Prolonged and gradual recovery of metazoan-algal reefs following the end-Permian mass extinction

Abstract

The tempo of biotic recovery following extinction reflects the time scales of evolutionary processes and the long-term consequences of degraded ecosystems, but recovery patterns are poorly resolved. In this study, we investigated the tempo of biotic recovery by evaluating metazoan-algal reef assembly following the end-Permian mass extinction. We combined satellite imagery analysis, field mapping, biostratigraphy, and quantitative petrography to assess recovery in the oldest-known and most stratigraphically extensive Lower to Middle Triassic platform-margin reef. The reef occurs in upper Spathian (upper Lower Triassic) to upper Anisian (lower Middle Triassic) strata of the Great Bank of Guizhou (GBG) isolated carbonate platform in south China. Previous work suggests that metazoan-algal reefs were absent for 8−10 m.y. following extinction but were biologically diverse from their Pelsonian (middle Anisian) initiation. This pattern implies that reefs can reassemble rapidly (<< 1 m.y.) when environmental conditions are favorable. In contrast, our analyses indicate that calcareous sponges, calcareous algae, and early scleractinian corals occurred progressively in the GBG reef and that biotic recovery metrics increased gradually.

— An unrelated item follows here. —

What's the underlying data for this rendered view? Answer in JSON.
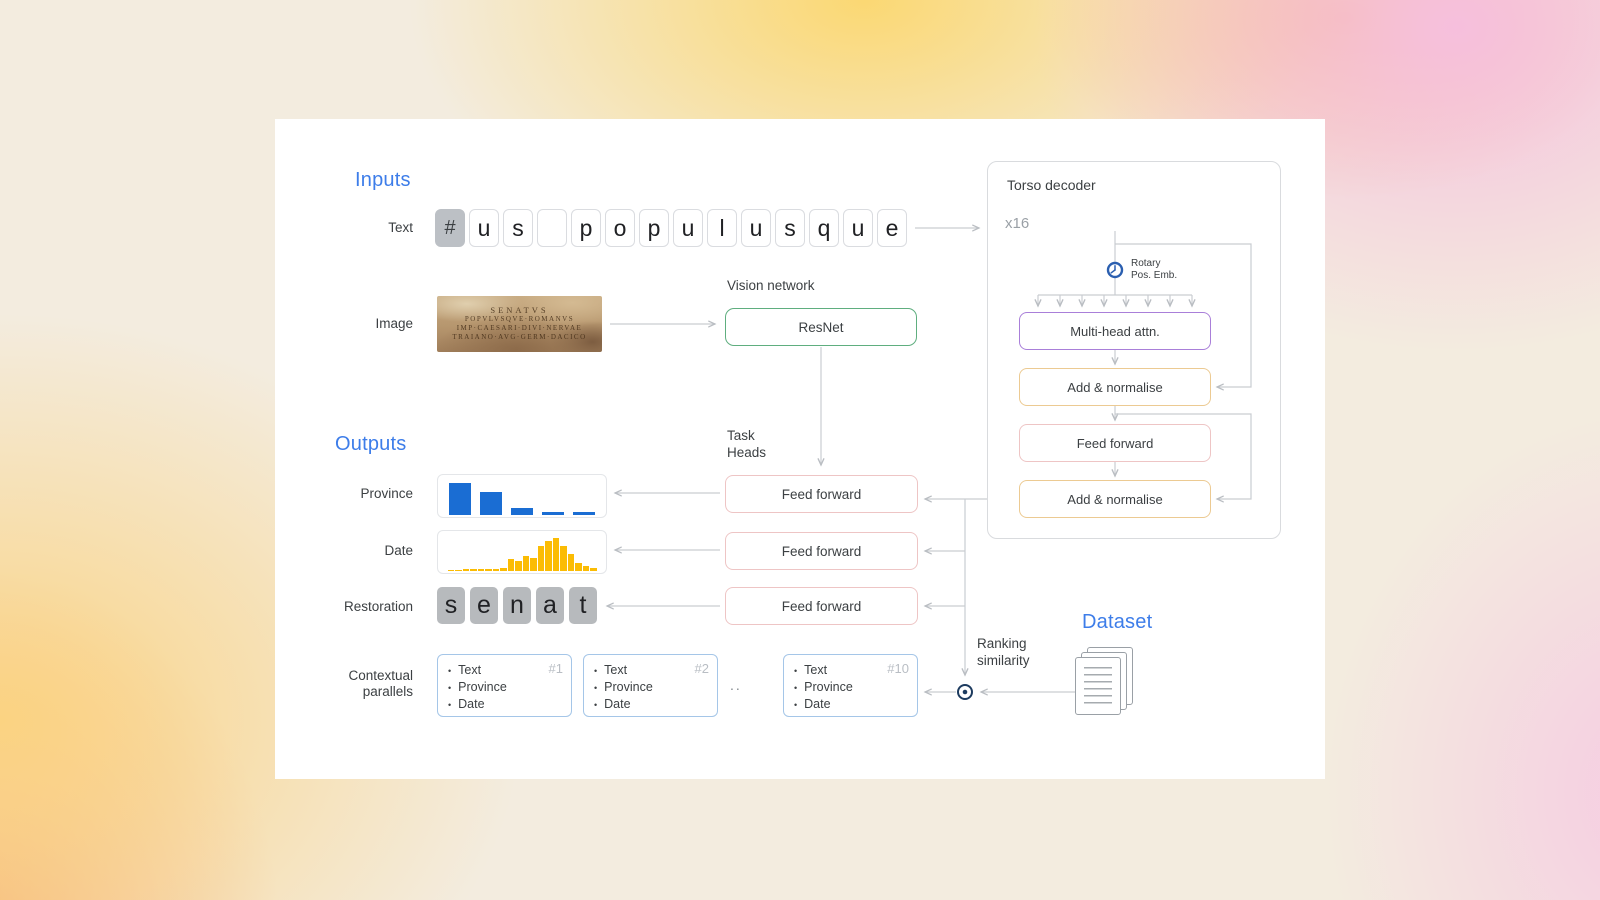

Unlike nonreef ecosystems, biodiverse metazoan-algal reefs were delayed until the late Pelsonian or early Illyrian, postdating broader marine ecosystem recovery and isotopic evidence for carbon-cycle stabilization by 2−4 m.y. Our findings suggest that reef and nonreef ecosystems differ in their recovery pattern and tempo. Reef recovery from severe environmental perturbation can require several million years, even after hospitable conditions return, highlighting the importance of modern reef conservation.